We view hedge fund activity in the stock unfavorable, but in this case there was only a single hedge fund selling its entire position: Renaissance Technologies. One hedge fund selling its entire position doesn’t always imply a bearish intent. Theoretically a hedge fund may decide to sell a promising position in order to invest the proceeds in a more promising idea. However, we don’t think this is the case in this case because only one of the 800+ hedge funds tracked by Insider Monkey identified as a viable investment and initiated a position in the stock (that fund was Select Equity Group).
Let’s go over hedge fund activity in other stocks – not necessarily in the same industry as Brookfield Renewable Partners L.P. (NYSE:BEP) but similarly valued. These stocks are NovoCure Limited (NASDAQ:NVCR), News Corp (NASDAQ:NWSA), Gerdau SA (NYSE:GGB), and Credit Acceptance Corp. (NASDAQ:CACC). This group of stocks’ market values resemble BEP’s market value.
|Ticker||No of HFs with positions||Total Value of HF Positions (x1000)||Change in HF Position|
View table here if you experience formatting issues.
As you can see these stocks had an average of 21.5 hedge funds with bullish positions and the average amount invested in these stocks was $519 million.

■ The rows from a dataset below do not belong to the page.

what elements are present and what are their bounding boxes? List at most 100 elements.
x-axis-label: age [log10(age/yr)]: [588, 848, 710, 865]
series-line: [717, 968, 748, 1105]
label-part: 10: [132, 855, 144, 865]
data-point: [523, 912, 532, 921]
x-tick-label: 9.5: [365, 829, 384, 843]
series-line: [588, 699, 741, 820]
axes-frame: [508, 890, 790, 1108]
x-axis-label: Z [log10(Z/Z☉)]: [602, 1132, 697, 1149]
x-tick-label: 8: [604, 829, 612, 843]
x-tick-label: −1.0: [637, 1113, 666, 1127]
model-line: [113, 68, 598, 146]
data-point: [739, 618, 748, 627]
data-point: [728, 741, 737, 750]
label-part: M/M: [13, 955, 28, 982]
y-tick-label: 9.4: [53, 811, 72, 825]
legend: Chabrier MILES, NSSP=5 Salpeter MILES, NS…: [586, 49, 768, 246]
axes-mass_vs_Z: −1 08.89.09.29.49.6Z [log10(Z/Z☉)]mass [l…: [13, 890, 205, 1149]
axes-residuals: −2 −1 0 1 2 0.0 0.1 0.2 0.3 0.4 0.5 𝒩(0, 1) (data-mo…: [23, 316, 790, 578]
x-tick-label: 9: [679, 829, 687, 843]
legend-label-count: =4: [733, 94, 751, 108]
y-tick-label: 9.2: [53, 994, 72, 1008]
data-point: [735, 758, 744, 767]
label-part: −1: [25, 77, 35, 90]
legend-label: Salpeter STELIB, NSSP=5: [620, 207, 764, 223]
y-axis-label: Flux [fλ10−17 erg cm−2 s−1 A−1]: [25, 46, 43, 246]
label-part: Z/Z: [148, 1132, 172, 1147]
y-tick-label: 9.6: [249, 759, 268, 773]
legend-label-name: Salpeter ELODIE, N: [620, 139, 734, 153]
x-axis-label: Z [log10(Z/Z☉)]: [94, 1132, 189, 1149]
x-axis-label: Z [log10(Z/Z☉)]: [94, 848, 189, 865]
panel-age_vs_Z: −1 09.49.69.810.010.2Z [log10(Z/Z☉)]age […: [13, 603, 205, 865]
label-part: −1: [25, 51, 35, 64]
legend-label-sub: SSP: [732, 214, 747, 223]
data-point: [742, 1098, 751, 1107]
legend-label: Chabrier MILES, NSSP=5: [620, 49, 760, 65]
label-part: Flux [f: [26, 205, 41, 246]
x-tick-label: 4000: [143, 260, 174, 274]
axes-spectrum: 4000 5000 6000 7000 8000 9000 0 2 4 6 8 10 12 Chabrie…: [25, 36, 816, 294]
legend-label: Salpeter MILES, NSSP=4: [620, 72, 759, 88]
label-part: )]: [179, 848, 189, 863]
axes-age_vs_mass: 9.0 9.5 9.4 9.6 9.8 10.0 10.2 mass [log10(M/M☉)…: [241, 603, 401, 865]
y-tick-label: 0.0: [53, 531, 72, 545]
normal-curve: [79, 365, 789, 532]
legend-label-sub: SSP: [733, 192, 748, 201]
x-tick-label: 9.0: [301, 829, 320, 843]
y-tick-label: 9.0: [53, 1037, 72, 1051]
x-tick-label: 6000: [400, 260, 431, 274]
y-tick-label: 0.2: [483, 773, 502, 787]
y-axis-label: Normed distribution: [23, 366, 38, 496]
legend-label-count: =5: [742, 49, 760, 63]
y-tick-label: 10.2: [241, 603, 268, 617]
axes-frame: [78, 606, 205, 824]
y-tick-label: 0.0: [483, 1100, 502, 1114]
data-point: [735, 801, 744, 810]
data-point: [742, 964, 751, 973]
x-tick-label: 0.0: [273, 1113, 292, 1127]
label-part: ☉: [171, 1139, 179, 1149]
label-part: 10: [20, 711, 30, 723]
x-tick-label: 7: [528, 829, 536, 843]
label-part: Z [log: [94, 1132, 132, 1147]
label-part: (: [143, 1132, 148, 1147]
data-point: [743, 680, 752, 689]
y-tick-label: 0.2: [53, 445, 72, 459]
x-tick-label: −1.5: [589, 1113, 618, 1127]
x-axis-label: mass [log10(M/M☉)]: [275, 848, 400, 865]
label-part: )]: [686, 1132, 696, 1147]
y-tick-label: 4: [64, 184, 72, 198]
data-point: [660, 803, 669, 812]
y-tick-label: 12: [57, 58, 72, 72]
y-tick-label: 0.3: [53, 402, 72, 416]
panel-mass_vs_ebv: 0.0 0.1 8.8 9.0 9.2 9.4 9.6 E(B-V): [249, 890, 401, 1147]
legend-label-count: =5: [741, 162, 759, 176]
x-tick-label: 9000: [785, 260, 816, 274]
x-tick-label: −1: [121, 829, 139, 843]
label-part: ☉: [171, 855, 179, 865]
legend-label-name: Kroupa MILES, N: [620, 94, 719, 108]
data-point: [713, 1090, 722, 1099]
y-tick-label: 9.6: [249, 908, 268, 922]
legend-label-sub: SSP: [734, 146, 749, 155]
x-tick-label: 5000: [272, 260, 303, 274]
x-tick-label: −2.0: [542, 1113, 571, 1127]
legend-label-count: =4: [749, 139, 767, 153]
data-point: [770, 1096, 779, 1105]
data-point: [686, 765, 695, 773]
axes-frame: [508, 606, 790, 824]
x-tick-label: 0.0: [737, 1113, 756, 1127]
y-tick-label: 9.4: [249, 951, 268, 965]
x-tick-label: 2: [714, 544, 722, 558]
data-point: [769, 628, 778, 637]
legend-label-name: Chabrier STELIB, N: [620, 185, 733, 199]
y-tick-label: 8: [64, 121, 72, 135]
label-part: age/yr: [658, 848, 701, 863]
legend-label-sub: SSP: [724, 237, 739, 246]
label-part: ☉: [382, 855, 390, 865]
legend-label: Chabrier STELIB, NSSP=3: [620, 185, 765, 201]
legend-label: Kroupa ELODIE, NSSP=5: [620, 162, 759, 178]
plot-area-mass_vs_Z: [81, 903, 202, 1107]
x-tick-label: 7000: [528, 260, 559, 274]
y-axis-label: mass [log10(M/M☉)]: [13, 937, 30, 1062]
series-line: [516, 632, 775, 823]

That figure was $11 million in BEP’s case. Credit Acceptance Corp. (NASDAQ:CACC) is the most popular stock in this table. On the other hand Gerdau SA (NYSE:GGB) is the least popular one with only 7 bullish hedge fund positions. Compared to these stocks Brookfield Renewable Partners L.P. (NYSE:BEP) is even less popular than GGB. Hedge funds clearly dropped the ball on BEP as the stock delivered strong returns, though hedge funds’ consensus picks still generated respectable returns. Our calculations showed that top 20 most popular stocks among hedge funds returned 41.3% in 2019 and outperformed the S&P 500 ETF (SPY) by 10.1 percentage points. These stocks lost 22.3% in 2020 through March 16th but still beat the market by 3.2 percentage points. A small number of hedge funds were also right about betting on BEP as the stock returned -18.3% during the same time period and outperformed the market by an even larger margin.